As ações alcançaram moradores das comunidades de Ubim, Atalaia, Restauração, Extrema, Santo Amaro, Bacuri, São Francisco, Nova Esperança, Maravilha, Progresso, Prainha e outras localidades da região (Foto: Lucas Bonny)
Moradores de 28 comunidades ribeirinhas da Reserva Extrativista (Resex) do Rio Gregório, em Eirunepé, no interior do Amazonas, tiveram acesso ampliado aos serviços de saúde entre março e junho de 2026. No período, o Ponto de Atendimento à Saúde “José Rodrigues”, localizado na comunidade do Ubim, registrou 550 atendimentos assistenciais e 1.945 procedimentos de saúde.
A unidade atende uma região marcada pelas longas distâncias e dificuldades de deslocamento. Dos 550 atendimentos realizados, 305 foram consultas presenciais médicas e de enfermagem, 89 ocorreram por meio de teleatendimento e 156 corresponderam a atendimentos odontológicos.
Além das consultas, foram realizados procedimentos como aferição de pressão arterial, peso, altura e temperatura, aplicação de vacinas, testes rápidos, administração de medicamentos, curativos e coletas de exames preventivos. Entre os principais registros estão 377 aferições de pressão arterial, 125 doses de vacinas aplicadas, 96 testes rápidos e 73 administrações de medicamentos.
As ações alcançaram moradores das comunidades de Ubim, Atalaia, Restauração, Extrema, Santo Amaro, Bacuri, São Francisco, Nova Esperança, Maravilha, Progresso, Prainha e outras localidades da região. Também foram promovidas 11 ações coletivas de educação em saúde voltadas à prevenção de doenças e orientação da população.
Segundo o superintendente-geral da Fundação Amazônia Sustentável (FAS), Virgilio Viana, a unidade representa um avanço para comunidades isoladas.
“Este Ponto de Atendimento à Saúde é muito simbólico porque está localizado em uma região de difícil acesso. Esses investimentos fazem parte da nossa visão de cuidar de quem cuida da floresta. Associadas às ações de saúde, também desenvolvemos iniciativas nas áreas de educação e geração de renda, em uma região com grande potencial para a produção de açaí, jarina, banana e outros produtos da sociobiodiversidade”, afirmou.

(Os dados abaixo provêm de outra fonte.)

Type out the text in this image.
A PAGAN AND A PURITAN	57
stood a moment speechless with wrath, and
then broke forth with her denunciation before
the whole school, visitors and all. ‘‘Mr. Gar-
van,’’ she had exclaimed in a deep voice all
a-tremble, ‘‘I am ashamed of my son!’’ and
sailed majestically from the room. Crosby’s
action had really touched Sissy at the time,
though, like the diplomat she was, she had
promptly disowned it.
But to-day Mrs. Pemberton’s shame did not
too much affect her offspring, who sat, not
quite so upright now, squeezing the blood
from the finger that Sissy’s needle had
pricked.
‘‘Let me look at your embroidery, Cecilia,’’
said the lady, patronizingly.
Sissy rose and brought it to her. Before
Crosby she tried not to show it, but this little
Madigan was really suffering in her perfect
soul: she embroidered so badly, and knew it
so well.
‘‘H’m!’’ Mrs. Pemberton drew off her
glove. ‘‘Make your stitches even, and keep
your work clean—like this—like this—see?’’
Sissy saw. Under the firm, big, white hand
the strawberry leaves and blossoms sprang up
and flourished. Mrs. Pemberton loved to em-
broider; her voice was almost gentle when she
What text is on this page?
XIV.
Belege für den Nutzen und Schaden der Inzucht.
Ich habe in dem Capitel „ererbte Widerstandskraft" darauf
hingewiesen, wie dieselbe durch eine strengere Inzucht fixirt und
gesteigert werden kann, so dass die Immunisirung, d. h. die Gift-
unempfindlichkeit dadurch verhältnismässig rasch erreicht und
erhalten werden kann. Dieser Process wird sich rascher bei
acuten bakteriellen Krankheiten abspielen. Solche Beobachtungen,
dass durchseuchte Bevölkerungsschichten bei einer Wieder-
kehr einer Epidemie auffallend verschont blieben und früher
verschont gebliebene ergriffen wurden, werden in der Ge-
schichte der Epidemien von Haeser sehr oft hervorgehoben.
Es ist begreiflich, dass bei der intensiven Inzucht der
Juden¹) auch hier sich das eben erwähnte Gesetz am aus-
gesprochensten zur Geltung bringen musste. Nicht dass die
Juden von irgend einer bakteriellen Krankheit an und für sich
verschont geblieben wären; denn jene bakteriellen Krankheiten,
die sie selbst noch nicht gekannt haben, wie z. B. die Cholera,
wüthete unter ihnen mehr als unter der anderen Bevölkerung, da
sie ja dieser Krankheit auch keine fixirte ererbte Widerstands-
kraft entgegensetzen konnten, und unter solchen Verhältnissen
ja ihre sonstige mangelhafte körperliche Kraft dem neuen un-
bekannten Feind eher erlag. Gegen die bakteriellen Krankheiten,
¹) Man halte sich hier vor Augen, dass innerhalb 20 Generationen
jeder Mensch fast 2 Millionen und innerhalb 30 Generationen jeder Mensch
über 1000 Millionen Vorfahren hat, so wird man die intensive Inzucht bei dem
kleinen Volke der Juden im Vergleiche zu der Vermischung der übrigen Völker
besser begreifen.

A moradora da comunidade do Ubim, Ana Francisca, conta que a implantação da unidade facilitou o acesso aos serviços de saúde e aos medicamentos.
“Agora temos a unidade, os medicamentos e a equipe de enfermagem. Quando a gente precisa, o atendimento está perto. Vamos até lá e conseguimos o medicamento com mais facilidade. Antes era muito difícil, mas agora está melhorando bastante”, disse.
Os atendimentos presenciais registraram índice de satisfação de 98,1%, enquanto os teleatendimentos e teleorientações alcançaram aprovação de 90%. A infraestrutura da unidade recebeu avaliação positiva de 96,6% dos usuários.
Para a gerente do Programa Saúde na Floresta da FAS, Mickela Souza, o projeto fortalece a atenção básica nas comunidades ribeirinhas.
“A nossa expectativa é que, a partir de agora, a gente trabalhe efetivamente com a saúde, e não apenas com o Sistema Único de Saúde atuando sobre a doença. Para a FAS, essa é uma oportunidade ímpar. Como a gente costuma dizer, se conseguimos fazer no Rio Gregório, conseguimos fazer em qualquer outra região”, disse.
O Ponto de Atendimento à Saúde “José Rodrigues” integra o projeto SUS na Floresta, voltado ao fortalecimento da atenção primária em comunidades ribeirinhas do Amazonas por meio da ampliação do acesso aos serviços de saúde.